In a flat above Tahrir Square after Friday prayers, activists with OpAntiSH organise into teams to head down to the protest lines. “The significant shift is in how women see the issue,” says Reem Labib, an OpAntiSH member. “We’ve been violated and we will not be silenced. I’ve never seen it like this before. There’s always been this barrier of shame and fear.”

“We believe that a big part of this mob is organised – sexual assault has always been one of the means used by the state to intimidate women. But even so, it’s still relying on the deeper problem in society,” says Tarsi, an OpAntiSH spokesperson whose flat we are in. She makes tea for the shell-shocked women and men pulling on team T-shirts to go out and risk their lives again in the square whose name means freedom.

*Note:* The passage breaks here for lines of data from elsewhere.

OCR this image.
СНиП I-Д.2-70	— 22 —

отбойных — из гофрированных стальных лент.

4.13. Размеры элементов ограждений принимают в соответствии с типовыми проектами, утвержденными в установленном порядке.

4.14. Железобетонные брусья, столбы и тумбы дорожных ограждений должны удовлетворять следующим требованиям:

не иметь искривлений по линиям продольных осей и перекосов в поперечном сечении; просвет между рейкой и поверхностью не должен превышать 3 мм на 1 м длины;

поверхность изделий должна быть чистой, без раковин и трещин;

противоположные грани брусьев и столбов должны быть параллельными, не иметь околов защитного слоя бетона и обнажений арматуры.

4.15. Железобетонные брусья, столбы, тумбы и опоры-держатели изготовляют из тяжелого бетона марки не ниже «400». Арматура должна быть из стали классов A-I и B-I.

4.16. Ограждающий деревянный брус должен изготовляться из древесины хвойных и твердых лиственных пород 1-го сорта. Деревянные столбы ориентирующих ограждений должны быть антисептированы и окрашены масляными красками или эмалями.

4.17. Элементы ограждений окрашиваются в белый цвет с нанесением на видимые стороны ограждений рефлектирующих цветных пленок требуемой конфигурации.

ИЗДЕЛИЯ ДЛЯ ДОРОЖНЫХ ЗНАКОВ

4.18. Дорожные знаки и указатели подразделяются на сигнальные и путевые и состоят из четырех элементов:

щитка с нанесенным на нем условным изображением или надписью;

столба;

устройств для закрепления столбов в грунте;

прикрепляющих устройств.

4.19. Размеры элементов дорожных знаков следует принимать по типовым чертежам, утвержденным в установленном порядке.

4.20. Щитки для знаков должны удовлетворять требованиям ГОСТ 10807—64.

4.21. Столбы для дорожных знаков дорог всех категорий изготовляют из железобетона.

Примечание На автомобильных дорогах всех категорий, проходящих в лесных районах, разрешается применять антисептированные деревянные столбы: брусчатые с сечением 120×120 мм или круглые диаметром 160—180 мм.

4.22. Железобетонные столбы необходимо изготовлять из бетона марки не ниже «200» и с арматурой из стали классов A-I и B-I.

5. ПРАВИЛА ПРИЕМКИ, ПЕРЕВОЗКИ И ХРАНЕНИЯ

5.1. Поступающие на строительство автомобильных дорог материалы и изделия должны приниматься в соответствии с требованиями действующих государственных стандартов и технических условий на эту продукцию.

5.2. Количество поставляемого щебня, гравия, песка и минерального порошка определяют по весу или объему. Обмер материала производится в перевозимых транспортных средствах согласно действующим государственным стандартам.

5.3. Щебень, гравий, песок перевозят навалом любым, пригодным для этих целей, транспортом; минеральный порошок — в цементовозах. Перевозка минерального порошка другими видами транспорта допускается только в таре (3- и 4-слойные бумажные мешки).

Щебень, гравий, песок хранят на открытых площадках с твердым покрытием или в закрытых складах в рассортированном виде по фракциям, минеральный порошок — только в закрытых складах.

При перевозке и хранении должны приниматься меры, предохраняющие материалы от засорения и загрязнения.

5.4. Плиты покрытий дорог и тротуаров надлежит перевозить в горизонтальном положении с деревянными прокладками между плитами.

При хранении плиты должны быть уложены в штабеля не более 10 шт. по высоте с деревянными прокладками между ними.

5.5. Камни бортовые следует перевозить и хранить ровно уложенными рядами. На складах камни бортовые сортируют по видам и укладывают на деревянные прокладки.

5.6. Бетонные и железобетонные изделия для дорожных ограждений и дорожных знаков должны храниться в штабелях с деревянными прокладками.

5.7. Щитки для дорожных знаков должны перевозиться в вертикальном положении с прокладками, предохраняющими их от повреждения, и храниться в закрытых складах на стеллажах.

These seven friends, students and charity workers in jeans are fighting a real war – a war for the soul of their revolution, as well as for the lives of women in the streets of Cairo.

Egypt is not the only country where women are bearing the brunt of social frustration and public anger. But the women of Egypt and their allies have understood what the rest of the world has failed so far to grasp – that meaningful social progress cannot exclude women. Western journalists using the sex assault pandemic to imply that Egypt somehow isn’t ready for regime change, to imply that Egyptian men are out of control, have fundamentally misunderstood what this revolution is, and what it can be.

“The question is, whose revolution?” says Amr Gharbeia, one of OpAntiSH’s many young male volunteers. “For conservatives, the revolution has been victorious – it has put them in power. For some people, it stops at just a bit more freedom. But, for some, the revolution has to go further – it has to include freedom for women.”